Running Spark Data Jobs on Slurm

Slurm is good at giving you machines.

Spark is good at running distributed data jobs across those machines.

They are not the same thing.

And Spark is not automatically better than raw sbatch.

For many HPC workloads, plain Slurm is still the better tool. If you have many independent jobs, use Slurm job arrays and keep life simple.

Example:

sample_001.fastq -> run tool -> output_001
sample_002.fastq -> run tool -> output_002
sample_003.fastq -> run tool -> output_003

Each task is independent. One task does not need to talk to another task.
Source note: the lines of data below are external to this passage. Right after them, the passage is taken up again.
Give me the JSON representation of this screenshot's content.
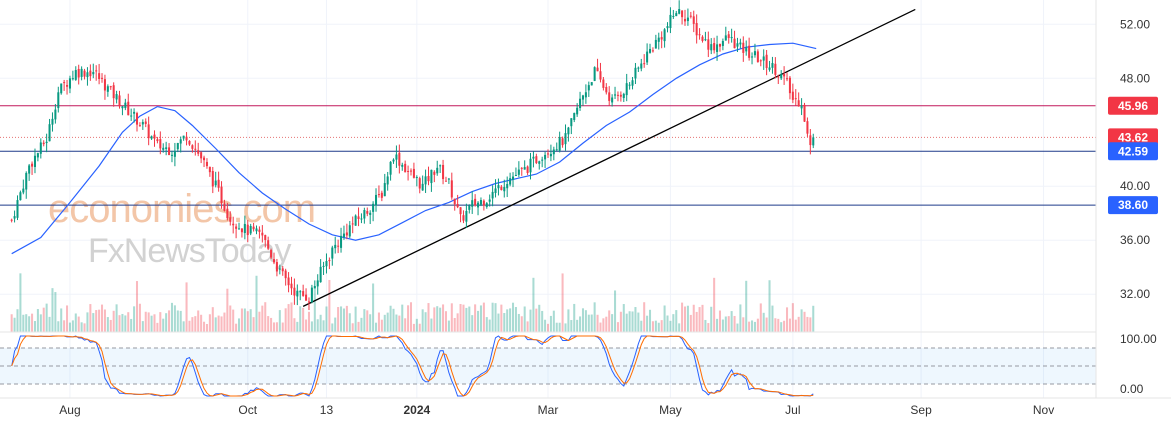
{
  "watermark": {
    "line1": "economies.com",
    "line2": "FxNewsToday"
  },
  "chart_data": [
    {
      "type": "candlestick",
      "title": "",
      "xlabel": "",
      "ylabel": "",
      "x_ticks": [
        {
          "label": "Aug",
          "t": 20,
          "bold": false
        },
        {
          "label": "Oct",
          "t": 81,
          "bold": false
        },
        {
          "label": "13",
          "t": 108,
          "bold": false
        },
        {
          "label": "2024",
          "t": 139,
          "bold": true
        },
        {
          "label": "Mar",
          "t": 184,
          "bold": false
        },
        {
          "label": "May",
          "t": 226,
          "bold": false
        },
        {
          "label": "Jul",
          "t": 268,
          "bold": false
        },
        {
          "label": "Sep",
          "t": 312,
          "bold": false
        },
        {
          "label": "Nov",
          "t": 354,
          "bold": false
        }
      ],
      "y_ticks": [
        32,
        36,
        40,
        48,
        52
      ],
      "ylim": [
        29.2,
        53.8
      ],
      "t_range": [
        -4,
        372
      ],
      "price_levels": [
        {
          "label": "45.96",
          "value": 45.96,
          "line_color": "#c2185b",
          "badge_color": "#f23645",
          "style": "solid"
        },
        {
          "label": "43.62",
          "value": 43.62,
          "line_color": "#e57373",
          "badge_color": "#f23645",
          "style": "dotted"
        },
        {
          "label": "42.59",
          "value": 42.59,
          "line_color": "#1e3a8a",
          "badge_color": "#2962ff",
          "style": "solid"
        },
        {
          "label": "38.60",
          "value": 38.6,
          "line_color": "#1e3a8a",
          "badge_color": "#2962ff",
          "style": "solid"
        }
      ],
      "trendline": {
        "from": [
          100,
          31.1
        ],
        "to": [
          310,
          53.1
        ],
        "color": "#000000"
      },
      "anchors": [
        [
          0,
          37.5
        ],
        [
          6,
          41.5
        ],
        [
          12,
          43.5
        ],
        [
          16,
          47
        ],
        [
          22,
          48.5
        ],
        [
          28,
          48.5
        ],
        [
          34,
          47
        ],
        [
          40,
          45.6
        ],
        [
          45,
          44.5
        ],
        [
          50,
          43
        ],
        [
          55,
          42.7
        ],
        [
          60,
          43.8
        ],
        [
          65,
          42.1
        ],
        [
          70,
          40
        ],
        [
          75,
          37.6
        ],
        [
          80,
          36.8
        ],
        [
          86,
          36.3
        ],
        [
          92,
          33.6
        ],
        [
          98,
          32
        ],
        [
          102,
          31.8
        ],
        [
          106,
          33.6
        ],
        [
          110,
          35.3
        ],
        [
          116,
          37
        ],
        [
          122,
          38.2
        ],
        [
          127,
          39.5
        ],
        [
          131,
          42.4
        ],
        [
          136,
          41.1
        ],
        [
          141,
          40
        ],
        [
          146,
          41.5
        ],
        [
          150,
          40.2
        ],
        [
          154,
          37.5
        ],
        [
          158,
          38.6
        ],
        [
          163,
          39.1
        ],
        [
          170,
          40.5
        ],
        [
          176,
          41.2
        ],
        [
          182,
          42.4
        ],
        [
          190,
          43.5
        ],
        [
          195,
          46.3
        ],
        [
          200,
          48.5
        ],
        [
          206,
          46.3
        ],
        [
          212,
          47.6
        ],
        [
          218,
          49.8
        ],
        [
          224,
          51.5
        ],
        [
          228,
          53
        ],
        [
          232,
          52.5
        ],
        [
          236,
          51.2
        ],
        [
          240,
          50.3
        ],
        [
          246,
          51
        ],
        [
          250,
          50.2
        ],
        [
          256,
          49.5
        ],
        [
          262,
          48.7
        ],
        [
          266,
          47.6
        ],
        [
          268,
          46.4
        ],
        [
          271,
          46.3
        ],
        [
          273,
          43.8
        ],
        [
          274,
          42.9
        ],
        [
          275,
          43.6
        ]
      ],
      "ma": [
        [
          0,
          35
        ],
        [
          10,
          36.2
        ],
        [
          20,
          38.8
        ],
        [
          30,
          41.5
        ],
        [
          38,
          44
        ],
        [
          44,
          45.2
        ],
        [
          50,
          45.9
        ],
        [
          56,
          45.6
        ],
        [
          62,
          44.5
        ],
        [
          70,
          42.8
        ],
        [
          78,
          41
        ],
        [
          86,
          39.5
        ],
        [
          94,
          38.3
        ],
        [
          102,
          37.2
        ],
        [
          110,
          36.4
        ],
        [
          118,
          36
        ],
        [
          126,
          36.4
        ],
        [
          134,
          37.3
        ],
        [
          142,
          38.2
        ],
        [
          150,
          38.8
        ],
        [
          158,
          39.6
        ],
        [
          166,
          40.2
        ],
        [
          174,
          40.6
        ],
        [
          180,
          40.9
        ],
        [
          188,
          41.8
        ],
        [
          196,
          43.2
        ],
        [
          204,
          44.5
        ],
        [
          212,
          45.5
        ],
        [
          220,
          46.8
        ],
        [
          228,
          48
        ],
        [
          236,
          49
        ],
        [
          244,
          49.8
        ],
        [
          252,
          50.3
        ],
        [
          260,
          50.5
        ],
        [
          268,
          50.6
        ],
        [
          276,
          50.2
        ]
      ],
      "stoch_levels": [
        80,
        50,
        20
      ]
    }
  ]
}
For that, raw Slurm is perfect.

#SBATCH --array=1-100

Spark becomes useful when the work is one large data-processing job.

Example:

Read a large dataset.
Split it into partitions.
Filter rows.
Join with another dataset.
Group records.
Shuffle data between workers.
Write a final result.

You can do this with shell scripts and sbatch, but at some point you start writing your own mini distributed system.

You need to:

split data
assign work
move data between workers
retry failed tasks
merge outputs
avoid duplicate work
keep track of intermediate results

Spark already does that.

So the clean split is:

Slurm gives us the nodes.
Spark handles the distributed data work.

This guide is about that combination.

Not Spark instead of Slurm.

Not Spark for every workload.

Just Spark data jobs running inside a Slurm allocation.

What we are building

We are going to build a small Slurm cluster and run Spark inside Slurm jobs.

The setup:

master    Slurm controller + shared storage
node1     compute node
node2     compute node
node3     compute node

The flow:

Prepare hostnames.
Install Slurm.
Test multi-node Slurm jobs.
Create a shared directory.
Install Java and Spark.
Run Spark inside a Slurm allocation.

The Spark cluster is temporary.

It starts when the Slurm job starts.

It stops when the Slurm job exits.

No permanent Spark service.

No Kubernetes.

No YARN.

No extra scheduler.

Prepare hostnames

All nodes must resolve each other by name.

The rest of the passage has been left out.